Yong Yan (M’04–SM’04) received the B. Eng. and M.Sc. degrees in instrumentation and control engineering from Tsinghua University, Beijing, China, in 1985 and 1988, respectively, and the Ph.D. degree in flow measurement and instrumentation from the University of Teesside, Middlesbrough, U.K., in 1992. He started his academic career in 1988 as an Assistant Lecturer at Tsinghua University. In 1989, he joined the University of Teesside as a Research Assistant. After a short period of postdoctoral research, he worked initially as a Lecturer with the University of Teesside during 1993–1996, and then as a Senior Lecturer, Reader, and Professor, respectively, with the University of Greenwich, Greenwich, U.K., during 1996–2004. He is currently a Professor of Electronic Instrumentation and the Head of Embedded Systems and Instrumentation Research Group at the University of Kent, Canterbury, U. K. He has published more than 170 research papers and has supervised more than ten Ph.D. research students to a successful completion. Prof.
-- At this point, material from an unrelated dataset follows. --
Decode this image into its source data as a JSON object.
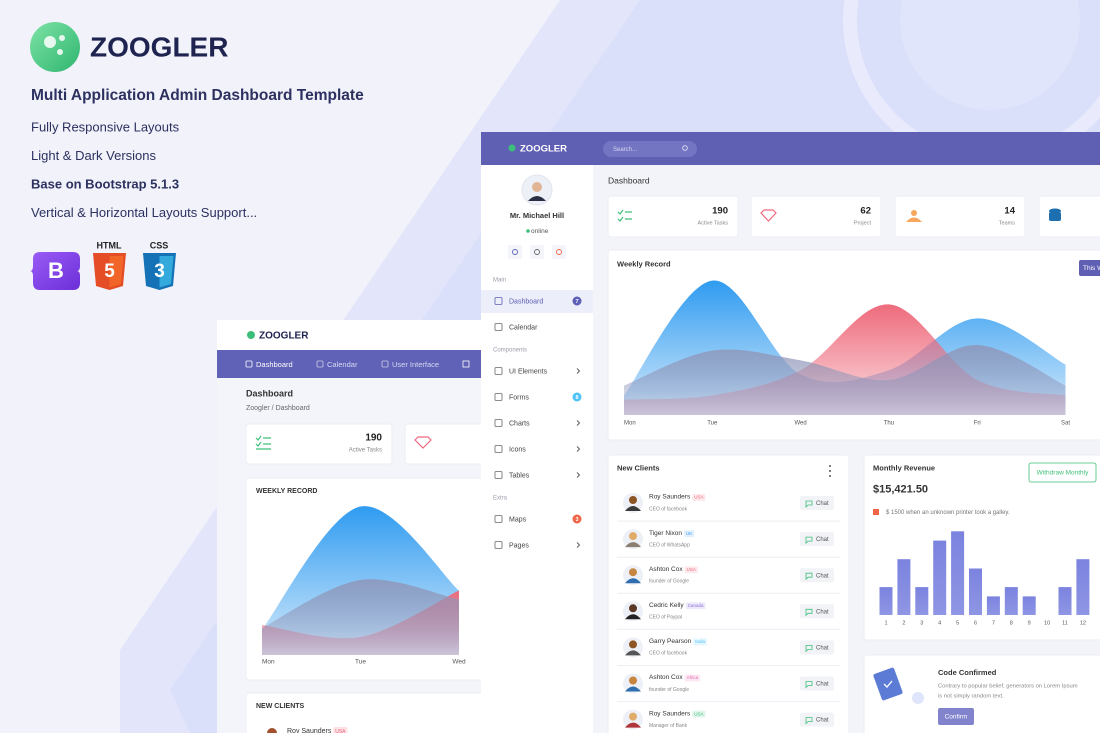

Yan is a Fellow of the Institute of Physics, U.K., and a Fellow of the Institute of Measurement and Control, U. K. he was awarded the achievement medal by the Institution of Electrical Engineers in 2003. He is a member of five U.K. national technical committees and expert panels.
Peter Lee (M’86) was born in Bromley, Kent, U.K., in 1959. He graduated with a B. Sc. degree in physics from the University of Sussex, Brighton, U.K., in 1981 and subsequently joined Philips Semiconductors in Southampton, U.K., where he worked as an IC designer from 1981 until 1984. In 1984 he joined Intermetall in Freiburg, Germany, where he worked on VLSI circuits for digital television. In 1987 he moved to Graz, Austria, to head the telecoms group at AMS. In 1991, he returned to England and took up a post as a temporary Lecturer at the University of Kent, Canterbury. He is currently a Senior Lecturer at the University of Kent, where he works in the Embedded Systems and Instrumentation Group. His research interests include high-speed digital design, image-processing, and embedded systems.